Kevin Fowler Biography

Kevin Fowler's CD, Chippin' Away. Photo courtesy of Average Joe's Entertainment

Ask Kevin Fowler how’d he’d describe his own music and he doesn’t think twice before responding: "It’s country with a bad attitude. It’s country with an edge. It’s just beer-drinkin’, hell-raisin’, good-time music." That attitude that has made his live shows a mainstay in his home state of Texas carries over to his latest album, Chippin’ Away, which will hit stores August 9, 2011.

And anyone who’s ever been to a Kevin Fowler show knows he does far more than just talk the talk—the man delivers one of the most entertaining, high-energy performances you’re likely to see in country or any other genre, with a hard-ticket base that rivals many gold-selling artists. A blend of in-your-face rockin’ intensity, tongue-in-cheek humor and captivating country storytelling, Kevin’s music has his standing-room-only audiences hanging on every word . . . and singing right along with him. Whether it’s "Beer, Bait and Ammo," "Cheaper to Keep Her," "The Best Mistake I Ever Made," "Don’t Touch My Willie" or any of the other unforgettable tunes that have seen him regularly perched atop the Texas music charts, Kevin’s music is the product of years spent perfecting his craft.

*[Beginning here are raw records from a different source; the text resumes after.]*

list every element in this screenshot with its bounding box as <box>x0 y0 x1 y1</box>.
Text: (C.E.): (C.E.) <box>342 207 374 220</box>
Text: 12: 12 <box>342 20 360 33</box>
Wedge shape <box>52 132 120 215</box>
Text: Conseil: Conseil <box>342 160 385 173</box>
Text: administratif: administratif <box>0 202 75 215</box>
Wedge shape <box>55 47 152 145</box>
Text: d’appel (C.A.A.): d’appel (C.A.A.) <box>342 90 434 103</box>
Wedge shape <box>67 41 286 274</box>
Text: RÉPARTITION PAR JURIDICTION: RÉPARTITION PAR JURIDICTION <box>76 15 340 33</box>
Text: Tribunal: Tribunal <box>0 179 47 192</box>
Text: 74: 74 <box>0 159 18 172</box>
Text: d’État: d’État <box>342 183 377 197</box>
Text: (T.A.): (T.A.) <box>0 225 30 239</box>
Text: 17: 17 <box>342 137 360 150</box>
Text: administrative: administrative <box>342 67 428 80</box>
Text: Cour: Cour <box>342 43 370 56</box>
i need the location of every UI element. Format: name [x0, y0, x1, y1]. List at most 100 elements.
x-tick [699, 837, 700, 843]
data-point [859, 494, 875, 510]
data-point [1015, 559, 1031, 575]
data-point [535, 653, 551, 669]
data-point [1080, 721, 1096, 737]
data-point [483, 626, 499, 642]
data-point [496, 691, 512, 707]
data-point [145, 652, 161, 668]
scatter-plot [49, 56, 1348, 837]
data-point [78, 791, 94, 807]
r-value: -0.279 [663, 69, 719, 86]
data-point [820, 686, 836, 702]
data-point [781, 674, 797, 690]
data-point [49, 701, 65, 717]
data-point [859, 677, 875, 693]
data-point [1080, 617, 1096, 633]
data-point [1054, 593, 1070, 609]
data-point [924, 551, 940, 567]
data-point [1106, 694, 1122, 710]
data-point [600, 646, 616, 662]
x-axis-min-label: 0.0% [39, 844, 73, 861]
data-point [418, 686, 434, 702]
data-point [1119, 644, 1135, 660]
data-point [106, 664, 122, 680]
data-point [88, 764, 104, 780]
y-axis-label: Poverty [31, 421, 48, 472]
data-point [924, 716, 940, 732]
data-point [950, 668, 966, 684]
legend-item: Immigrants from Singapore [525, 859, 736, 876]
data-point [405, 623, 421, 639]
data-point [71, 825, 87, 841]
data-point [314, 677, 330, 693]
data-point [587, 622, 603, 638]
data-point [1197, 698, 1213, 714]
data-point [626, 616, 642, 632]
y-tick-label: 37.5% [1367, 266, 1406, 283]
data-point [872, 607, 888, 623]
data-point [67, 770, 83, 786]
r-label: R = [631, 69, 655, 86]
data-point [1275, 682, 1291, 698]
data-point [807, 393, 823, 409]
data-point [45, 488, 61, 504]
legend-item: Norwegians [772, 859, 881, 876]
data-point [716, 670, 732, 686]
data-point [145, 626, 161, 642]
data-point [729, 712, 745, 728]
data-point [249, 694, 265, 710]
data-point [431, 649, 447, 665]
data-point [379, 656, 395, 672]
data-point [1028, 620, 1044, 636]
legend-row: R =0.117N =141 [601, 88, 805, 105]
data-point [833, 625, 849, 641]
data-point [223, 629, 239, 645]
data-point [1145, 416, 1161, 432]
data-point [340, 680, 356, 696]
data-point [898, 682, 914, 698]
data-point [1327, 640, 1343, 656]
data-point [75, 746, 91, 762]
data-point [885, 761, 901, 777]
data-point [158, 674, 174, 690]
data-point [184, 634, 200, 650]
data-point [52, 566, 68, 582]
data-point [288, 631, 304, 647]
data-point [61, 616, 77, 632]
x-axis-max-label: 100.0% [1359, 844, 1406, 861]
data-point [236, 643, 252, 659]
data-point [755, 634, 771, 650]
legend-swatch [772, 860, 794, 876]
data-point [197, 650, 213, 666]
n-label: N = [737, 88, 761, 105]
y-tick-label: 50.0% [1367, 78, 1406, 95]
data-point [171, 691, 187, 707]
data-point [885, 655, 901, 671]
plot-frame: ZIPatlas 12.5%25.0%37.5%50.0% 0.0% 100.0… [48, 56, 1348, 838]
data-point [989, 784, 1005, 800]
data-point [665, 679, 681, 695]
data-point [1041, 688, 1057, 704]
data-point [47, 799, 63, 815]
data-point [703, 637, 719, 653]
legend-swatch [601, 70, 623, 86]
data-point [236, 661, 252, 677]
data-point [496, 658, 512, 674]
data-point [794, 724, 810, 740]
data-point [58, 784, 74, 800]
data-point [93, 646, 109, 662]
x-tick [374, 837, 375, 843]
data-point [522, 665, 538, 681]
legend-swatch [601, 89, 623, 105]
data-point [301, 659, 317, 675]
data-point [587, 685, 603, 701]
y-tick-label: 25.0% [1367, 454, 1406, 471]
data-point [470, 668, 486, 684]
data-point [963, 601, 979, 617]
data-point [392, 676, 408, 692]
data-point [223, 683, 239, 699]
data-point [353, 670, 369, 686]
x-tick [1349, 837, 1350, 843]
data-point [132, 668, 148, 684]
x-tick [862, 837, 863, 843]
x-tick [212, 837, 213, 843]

Chippin’ Away shows the progression of an artist and songwriter who not only listens to his audience, he is his audience. Tempo rules on the 11 cuts, beginning with the tone-setting "Beer Money." "Girl In A Truck" is self-explanatory, and a live version of "Knocked Up" is an obvious crowd favorite. ("You got knocked up, and I got locked up; I guess you’d say that we both got screwed.") Muddy water washes cares away in "Big River," and everything he wants is in "That Girl."

"Here’s To Me and You" is a beer-drinking anthem about the love of friends, family and country. About "Hell Yeah, I Like Beer," Kevin confesses: "What more can I say? If you know me, you know that this song is definitely autobiographical." The title cut is one of the few songs Kevin didn’t have a hand in writing. "I thought this song made a great title for the new record because it kind of sums up my career and my life. I just keep on keepin’ on. Just keep on chippin’ away." After a long week, all he can think about is heading south in "Borderline Crazy."

The tempo slows early with the breakup song "I Could Do That With You Gone." "Daddies and Daughters" shows the softest side of Kevin Fowler to date.

"This song started because I have three daughters. We were songwriting one day out at my ranch with Trent Willmon and Brandon Kinney, who both have daughters too. This song is the result of a conversation we had that day about our girls. I think songs always turn out better when they are about real-life situations that you’ve experienced."

A prolific songwriter, who has had songs cut by the likes of Montgomery Gentry, Mark Chesnutt, George Jones and others, he also partnered with Rhett Akins, Dallas Davidson, Ira Dean, Ben Hayslip, Clint Ingersoll, Shane Minor, David Lee Murphy, Liz Rose and Kim Tribble to write songs for Chippin’ Away.